Part 3 of “Beyond ros2 topic echo /diagnostics”
ros2_medkit
10 faults just fired on your robot.
SENSOR_NOISE_LIDAR. SENSOR_NOISE_IMU. MOTOR_OVERHEAT. SENSOR_NOISE_CAMERA. NAV_TIMEOUT_CONTROLLER. SENSOR_NOISE_ODOM. NAV_TIMEOUT_PLANNER. NAV_TIMEOUT_COSTMAP. NAV_TIMEOUT_TF. COMM_LATENCY_WIFI.
All warning level. All confirmed. All look identical on your dashboard.
One of them is a motor about to burn out. Can you spot it?
This is alert fatigue. Every monitoring system has solved it.
Prometheus has for duration. PagerDuty has deduplication. Your car’s ECU has “pending” vs “confirmed” DTCs - it won’t turn on the check engine light until the same fault shows up across two drive cycles. That’s debounce. Without it, every pothole would trigger a dashboard warning.

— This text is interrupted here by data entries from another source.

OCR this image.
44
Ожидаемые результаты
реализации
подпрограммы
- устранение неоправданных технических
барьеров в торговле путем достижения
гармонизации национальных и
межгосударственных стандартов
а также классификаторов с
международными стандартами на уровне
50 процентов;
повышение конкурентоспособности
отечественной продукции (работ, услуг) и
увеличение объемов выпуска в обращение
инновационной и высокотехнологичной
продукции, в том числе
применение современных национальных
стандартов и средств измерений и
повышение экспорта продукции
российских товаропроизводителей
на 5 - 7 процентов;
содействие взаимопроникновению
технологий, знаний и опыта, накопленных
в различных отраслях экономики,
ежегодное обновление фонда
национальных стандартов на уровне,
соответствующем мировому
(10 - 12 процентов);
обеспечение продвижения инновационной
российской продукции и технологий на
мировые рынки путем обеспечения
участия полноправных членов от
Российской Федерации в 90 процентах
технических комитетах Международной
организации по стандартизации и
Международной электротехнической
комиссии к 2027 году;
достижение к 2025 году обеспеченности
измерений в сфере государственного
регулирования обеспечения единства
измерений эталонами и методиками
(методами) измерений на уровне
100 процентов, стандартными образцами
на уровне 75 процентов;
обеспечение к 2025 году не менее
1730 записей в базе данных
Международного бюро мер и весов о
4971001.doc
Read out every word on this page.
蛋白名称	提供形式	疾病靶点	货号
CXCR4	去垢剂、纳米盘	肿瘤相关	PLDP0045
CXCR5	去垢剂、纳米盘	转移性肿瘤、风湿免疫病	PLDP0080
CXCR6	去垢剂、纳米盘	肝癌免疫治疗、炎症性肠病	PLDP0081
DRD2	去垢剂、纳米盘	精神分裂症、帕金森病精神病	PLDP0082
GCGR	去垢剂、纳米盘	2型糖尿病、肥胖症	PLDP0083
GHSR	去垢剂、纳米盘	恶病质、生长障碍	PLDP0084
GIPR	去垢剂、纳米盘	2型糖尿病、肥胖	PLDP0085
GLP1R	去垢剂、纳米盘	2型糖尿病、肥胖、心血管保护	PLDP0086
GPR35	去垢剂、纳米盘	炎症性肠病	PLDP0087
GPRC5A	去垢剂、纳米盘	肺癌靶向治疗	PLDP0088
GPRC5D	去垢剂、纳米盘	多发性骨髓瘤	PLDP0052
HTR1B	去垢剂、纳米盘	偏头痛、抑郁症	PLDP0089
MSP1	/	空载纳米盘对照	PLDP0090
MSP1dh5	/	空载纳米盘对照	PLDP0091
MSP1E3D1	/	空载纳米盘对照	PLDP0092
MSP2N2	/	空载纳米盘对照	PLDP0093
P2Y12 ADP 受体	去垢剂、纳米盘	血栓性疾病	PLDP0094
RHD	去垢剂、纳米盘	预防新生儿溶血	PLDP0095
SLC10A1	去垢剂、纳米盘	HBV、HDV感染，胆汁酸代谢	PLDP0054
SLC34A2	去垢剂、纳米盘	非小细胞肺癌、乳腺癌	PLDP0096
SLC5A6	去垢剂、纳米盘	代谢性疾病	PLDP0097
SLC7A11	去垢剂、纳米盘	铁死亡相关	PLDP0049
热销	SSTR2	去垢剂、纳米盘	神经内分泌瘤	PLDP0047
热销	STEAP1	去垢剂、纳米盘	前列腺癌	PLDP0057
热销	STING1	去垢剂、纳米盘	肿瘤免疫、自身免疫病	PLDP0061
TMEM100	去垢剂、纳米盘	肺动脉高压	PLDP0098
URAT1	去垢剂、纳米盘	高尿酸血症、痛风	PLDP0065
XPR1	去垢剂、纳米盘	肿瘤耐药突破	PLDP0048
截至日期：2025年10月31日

diagnostic_updater has none of this. Every message is independent. There’s no memory between updates, no threshold, no “wait and see if this is real.” Plug it into any alerting system and you get a firehose.
ros2_medkit has four layers of filtering between a sensor glitch and a confirmed fault. Here’s what they do and how to tune them.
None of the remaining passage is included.